Cautious, smarter spending, buying inexpensive, non-essential items, ‘trading down’ and home entertaining will dominate consumer buying habits in the coming months, according to the inaugural Deloitte Consumer Review, published today.

The quarterly survey found more than a third of consumers (36%) spent less on clothing and footwear in August, September and October, while 18% spent more.

And in the next three months – November, December and January - 31% of consumers intend to spend less on clothing and footwear. Just 9% intend to spend more.

Declining consumer spending has been a result of a number of factors, according to the survey, including limiting impulse purchases (cited by 17% of consumers) and having already bought the item and not needing another one (cited by 9%).

Other reasons cited for a decline in spend include having bought the item second hand (4%); having used discount vouchers (4%) and having traded down by buying less expensive brands (9%).

One in five households has seen a reduction in income in the last quarter, while 7% have seen someone lose their job, the survey found.

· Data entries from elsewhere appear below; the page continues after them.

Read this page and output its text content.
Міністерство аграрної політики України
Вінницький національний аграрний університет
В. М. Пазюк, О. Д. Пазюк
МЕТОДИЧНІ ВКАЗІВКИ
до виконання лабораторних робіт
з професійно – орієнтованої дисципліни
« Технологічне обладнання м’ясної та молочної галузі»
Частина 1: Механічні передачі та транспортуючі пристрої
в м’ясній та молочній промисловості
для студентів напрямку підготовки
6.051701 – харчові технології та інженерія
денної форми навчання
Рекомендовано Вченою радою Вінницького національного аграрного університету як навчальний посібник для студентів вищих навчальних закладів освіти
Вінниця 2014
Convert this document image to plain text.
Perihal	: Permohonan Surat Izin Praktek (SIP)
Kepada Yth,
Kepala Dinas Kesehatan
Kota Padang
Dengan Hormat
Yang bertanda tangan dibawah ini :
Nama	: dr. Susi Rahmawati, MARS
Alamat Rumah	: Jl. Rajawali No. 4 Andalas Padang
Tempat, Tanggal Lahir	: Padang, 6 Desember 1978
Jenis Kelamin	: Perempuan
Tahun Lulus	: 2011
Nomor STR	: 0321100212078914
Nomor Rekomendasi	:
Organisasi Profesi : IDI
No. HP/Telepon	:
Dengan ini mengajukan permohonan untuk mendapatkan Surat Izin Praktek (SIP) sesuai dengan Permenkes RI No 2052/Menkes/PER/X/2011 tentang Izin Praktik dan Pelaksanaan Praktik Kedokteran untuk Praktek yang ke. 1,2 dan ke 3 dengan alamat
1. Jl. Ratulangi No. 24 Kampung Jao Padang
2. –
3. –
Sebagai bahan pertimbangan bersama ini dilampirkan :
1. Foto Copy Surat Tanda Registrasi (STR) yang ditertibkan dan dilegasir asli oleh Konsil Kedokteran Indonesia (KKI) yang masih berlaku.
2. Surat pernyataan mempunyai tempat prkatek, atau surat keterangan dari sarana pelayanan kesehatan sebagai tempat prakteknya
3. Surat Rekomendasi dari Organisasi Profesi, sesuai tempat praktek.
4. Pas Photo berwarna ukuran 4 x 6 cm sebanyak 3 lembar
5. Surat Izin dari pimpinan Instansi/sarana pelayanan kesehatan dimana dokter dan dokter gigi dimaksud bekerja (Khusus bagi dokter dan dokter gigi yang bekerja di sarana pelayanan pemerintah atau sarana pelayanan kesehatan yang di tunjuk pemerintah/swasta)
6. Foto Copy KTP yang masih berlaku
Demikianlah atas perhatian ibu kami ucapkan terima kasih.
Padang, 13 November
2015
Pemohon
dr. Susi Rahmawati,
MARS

Consumers are also spending more on utilities, transport and groceries as the cost of these continue to rise, while cutback on entertainment, clothing and travel are being made.  

Concern over the Euro, high levels of inflation and flat consumer incomes are all adding to weakening consumer sentiment. A sharp fall in inflation in the first half of next year, predicted by The Bank of England, will help support household incomes and spending to some degree.

However, pessimism is prevailing with 53% of consumers negative about the prospects for their disposable income, 28% about their personal debt levels and 23% on job security.